Early termination of the LIGHT trial has left questions about the cardiovascular safety of the obesity treatment naltrexone plus bupropion (Contrave, Takeda Pharmaceuticals) unanswered.
The trial was terminated in May 2015 after Orexigen Therapeutics released favorable 25% interim data to the public through a patent and securities filing. Because of that release, done without the knowledge of the research team, the researchers noted that these findings do not establish the prespecified margin of noninferiority, defined as a hazard ratio (HR) of 1.4, for major adverse cardiovascular (CV) events (MACE).
“Accordingly, the cardiovascular safety of this treatment remains uncertain and will require evaluation in a new adequately powered outcome trial,” wrote Steven E. Nissen, MD, of the Cleveland Center for Cardiovascular Research in Ohio, and colleagues.
Researchers published the results online March 8 in the Journal of the American Medical Association.
LIGHT Trial Results
From June 2012 to January 2013, researchers at 226 US medical centers randomly assigned overweight or obese patients at increased CV risk to placebo (n=4454) or naltrexone-bupropion (n=4456).
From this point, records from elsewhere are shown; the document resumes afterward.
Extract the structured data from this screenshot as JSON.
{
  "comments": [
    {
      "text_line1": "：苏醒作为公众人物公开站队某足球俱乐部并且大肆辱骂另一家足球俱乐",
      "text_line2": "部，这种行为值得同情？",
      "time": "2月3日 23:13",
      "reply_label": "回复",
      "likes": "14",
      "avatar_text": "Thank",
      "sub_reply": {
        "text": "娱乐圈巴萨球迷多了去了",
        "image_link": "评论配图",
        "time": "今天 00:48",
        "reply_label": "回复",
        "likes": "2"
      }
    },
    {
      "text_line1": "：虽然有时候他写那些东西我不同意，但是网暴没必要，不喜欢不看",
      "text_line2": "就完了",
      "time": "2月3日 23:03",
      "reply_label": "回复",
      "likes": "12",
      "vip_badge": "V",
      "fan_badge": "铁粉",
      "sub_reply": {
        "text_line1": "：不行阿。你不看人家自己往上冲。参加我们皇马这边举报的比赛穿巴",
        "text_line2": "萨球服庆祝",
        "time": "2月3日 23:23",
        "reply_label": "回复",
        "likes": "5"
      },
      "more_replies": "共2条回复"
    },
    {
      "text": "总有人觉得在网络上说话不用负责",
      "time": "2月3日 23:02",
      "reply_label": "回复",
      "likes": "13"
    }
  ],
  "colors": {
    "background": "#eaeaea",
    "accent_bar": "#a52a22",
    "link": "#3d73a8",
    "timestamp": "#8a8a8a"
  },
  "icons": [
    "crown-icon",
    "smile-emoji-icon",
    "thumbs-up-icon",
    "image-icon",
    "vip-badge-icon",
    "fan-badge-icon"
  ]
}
All patients had access to an Internet-based weight management program.
Time to first MACE was the primary outcome.
At the 25% interim analysis, after approximately 87 events, 59 patients (1.3%) in the placebo group and 35 patients (0.8%) in the naltrexone-bupropion group (HR=0.59; 95% CI, 0.39- 0.90) experienced MACE.
The researchers noted, however, that 95% CIs vs 99.7% CIs were reported, as the interim analysis evaluated only whether the trial ruled out a noninferiority margin of 2.0 and did not test for the margin of 1.4. The HRs, they explained, were less favorable than the intention-to-treat (ITT) analyses and had wider CIs.
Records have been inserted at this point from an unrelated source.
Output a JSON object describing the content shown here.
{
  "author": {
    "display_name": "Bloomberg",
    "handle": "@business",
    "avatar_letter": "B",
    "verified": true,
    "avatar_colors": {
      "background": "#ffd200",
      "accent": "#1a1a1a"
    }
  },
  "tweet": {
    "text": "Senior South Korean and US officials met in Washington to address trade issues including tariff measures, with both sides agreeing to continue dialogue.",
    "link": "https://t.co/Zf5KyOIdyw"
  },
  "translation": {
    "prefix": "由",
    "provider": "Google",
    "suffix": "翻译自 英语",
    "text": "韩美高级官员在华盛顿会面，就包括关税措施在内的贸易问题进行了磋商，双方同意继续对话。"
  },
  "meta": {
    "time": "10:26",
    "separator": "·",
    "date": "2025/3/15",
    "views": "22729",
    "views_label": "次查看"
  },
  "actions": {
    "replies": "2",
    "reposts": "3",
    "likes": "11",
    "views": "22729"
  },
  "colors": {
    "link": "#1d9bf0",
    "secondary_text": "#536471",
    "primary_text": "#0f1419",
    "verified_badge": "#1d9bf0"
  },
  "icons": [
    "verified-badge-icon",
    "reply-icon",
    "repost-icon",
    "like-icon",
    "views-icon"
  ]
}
After 50% of planned events, 102 patients in the placebo group (2.3%) and 90 patients (2.0%) in the naltrexone-bupropion group experienced MACE (HR=0.88; adjusted 99.7% CI, 0.57- 1.34).
There were 34 CV deaths (0.8%) in the placebo group compared with 17 (0.4%) in the treatment group (HR=0.50; 99.7% CI, 0.21- 1.19). Nineteen patients in the placebo group (0.4%) had nonfatal stroke vs 21 (0.5%) in the naltrexone-bupropion group (HR=1.10; 99.7% CI, 0.44- 2.78). Fifty-four patients in both groups experienced nonfatal myocardial infarction (MI).
Results from the sensitivity analysis based on the final end-of-study assessment for the primary and secondary CV outcomes in the ITT population showed that 124 patients (2.8%) in the placebo group and 119 (2.7%) in the naltrexone-bupropion group (HR=0.95; 99.7% CI, 0.65-1.38) experienced MACE.
CV death occurred in 42 patients (0.9%) in the placebo group and 26 (0.6%) in the treatment group (HR=0.61; 99.7% CI, 0.30-1.27). Twenty-one patients (0.5%) in the placebo group and 28 (0.6%) in the treatment group had nonfatal stroke (HR=1.32; 99.7% CI, 0.57-3.08), and nonfatal MI occurred in 1.5% of each study group (HR=1.01; 99.7% CI, 0.61-1.66).